RNA sequencing uncovers key players of cartilage calcification: potential implications for osteoarthritis pathogenesis.

OBJECTIVE

OA is a joint disease linked with pathologic cartilage calcification, caused by the deposition of calcium-containing crystals by chondrocytes. Despite its clinical significance, the precise mechanisms driving calcification remain elusive. This study aimed to identify crucial players in cartilage calcification, offering insights for future targeted interventions against OA.

METHODS

Primary murine chondrocytes were stimulated with secondary calciprotein particles (CPP2) or left untreated (NT) for 6 h. Calcification was assessed by alizarin red staining. RNA was analysed by Bulk RNA sequencing. Differentially expressed (DE) genes were identified [cutoff: abs(LogFC)>1 and adjusted P-value < 0.05], and top 50 DE genes were cross-referenced with human OA datasets from previous studies (i.e. healthy vs.
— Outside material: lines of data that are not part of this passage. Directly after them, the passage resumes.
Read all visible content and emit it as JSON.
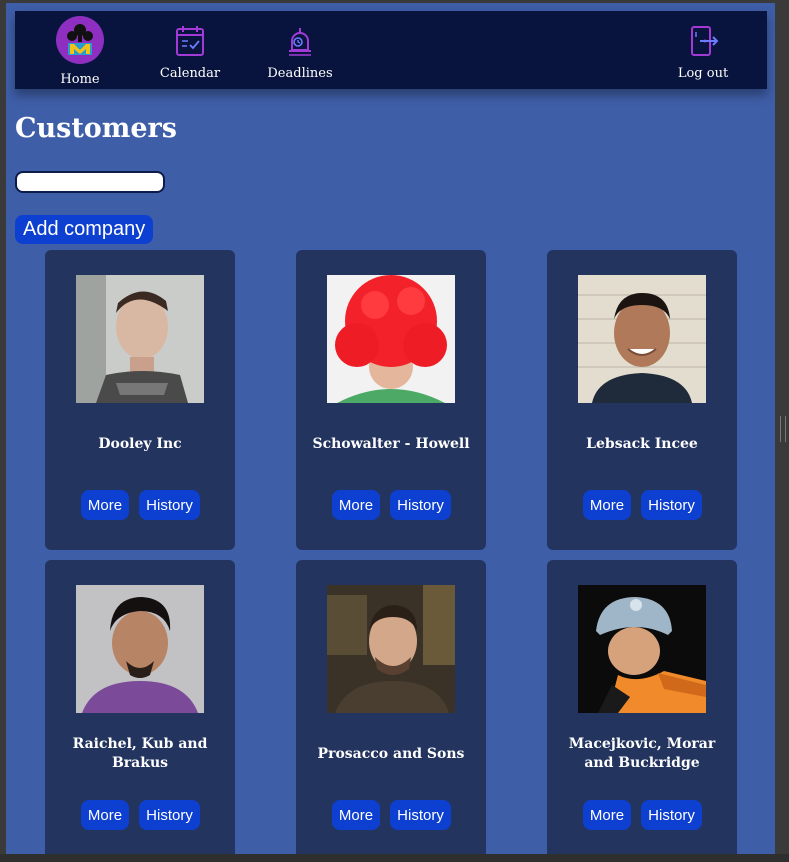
{
  "nav": {
    "home_label": "Home",
    "calendar_label": "Calendar",
    "deadlines_label": "Deadlines",
    "logout_label": "Log out"
  },
  "page": {
    "title": "Customers",
    "search_value": "",
    "add_label": "Add company"
  },
  "customers": [
    {
      "name": "Dooley Inc",
      "more": "More",
      "history": "History"
    },
    {
      "name": "Schowalter - Howell",
      "more": "More",
      "history": "History"
    },
    {
      "name": "Lebsack Incee",
      "more": "More",
      "history": "History"
    },
    {
      "name": "Raichel, Kub and Brakus",
      "more": "More",
      "history": "History"
    },
    {
      "name": "Prosacco and Sons",
      "more": "More",
      "history": "History"
    },
    {
      "name": "Macejkovic, Morar and Buckridge",
      "more": "More",
      "history": "History"
    }
  ],
  "colors": {
    "page_bg": "#3f5ea8",
    "navbar_bg": "#08143d",
    "card_bg": "#23345f",
    "button_bg": "#0d3fd1",
    "icon_accent": "#a23bd6"
  }
}
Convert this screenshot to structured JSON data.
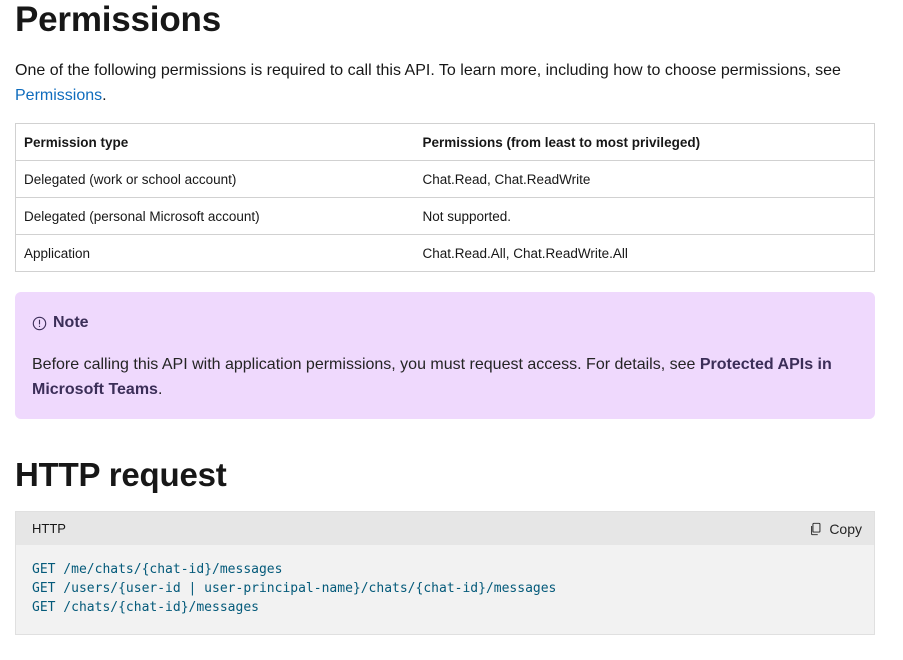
{
  "permissions_section": {
    "title": "Permissions",
    "intro_text": "One of the following permissions is required to call this API. To learn more, including how to choose permissions, see",
    "intro_link": "Permissions",
    "intro_end": "."
  },
  "table": {
    "headers": [
      "Permission type",
      "Permissions (from least to most privileged)"
    ],
    "rows": [
      [
        "Delegated (work or school account)",
        "Chat.Read, Chat.ReadWrite"
      ],
      [
        "Delegated (personal Microsoft account)",
        "Not supported."
      ],
      [
        "Application",
        "Chat.Read.All, Chat.ReadWrite.All"
      ]
    ]
  },
  "note": {
    "title": "Note",
    "body_text": "Before calling this API with application permissions, you must request access. For details, see",
    "body_link": "Protected APIs in Microsoft Teams",
    "body_end": "."
  },
  "http_section": {
    "title": "HTTP request",
    "code_language": "HTTP",
    "copy_label": "Copy",
    "code_lines": [
      "GET /me/chats/{chat-id}/messages",
      "GET /users/{user-id | user-principal-name}/chats/{chat-id}/messages",
      "GET /chats/{chat-id}/messages"
    ]
  },
  "colors": {
    "link": "#0f6cbd",
    "note_background": "#efd9fd",
    "code_text": "#045a7a"
  },
  "icons": {
    "note": "info-circle-icon",
    "copy": "copy-icon"
  }
}
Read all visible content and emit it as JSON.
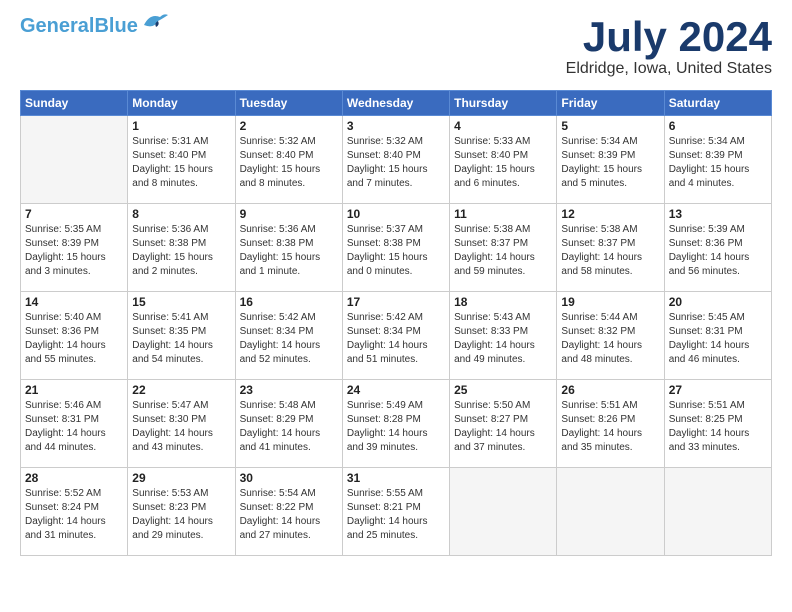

OA cartilage, or undamaged vs. damaged cartilage). RNA from NT and CPP2-stimulated primary human OA chondrocytes were used to validate genes by qPCR.

RESULTS

CPP2 induced crystal formation by chondrocytes and significantly modulated 1466 genes. Out of the top 50 DE genes in CPP2, 27 were confirmed in published OA cartilage datasets. Of those genes, some are described in calcification and/or OA (Errfi1, Ngf, Inhba, Col9a1). Two additional ones (Rcan1, Tnfrsf12a) appear novel and interesting in the context of calcification and OA. We validated modulation of these six genes in calcifying human chondrocytes from five patients. Ultimately, we unveiled two distinct gene families modulated by CPP2: the first comprised cytoskeletal genes (Actb, Tpm1, Cfl1, Tagln2, Lmna), while the second encompassed extracellular matrix genes (Fmod, Sparc, Col9a1, Cnmd).

CONCLUSION

CPP2 modulates genes in chondrocytes that could represent new targets for therapeutic interventions in OA.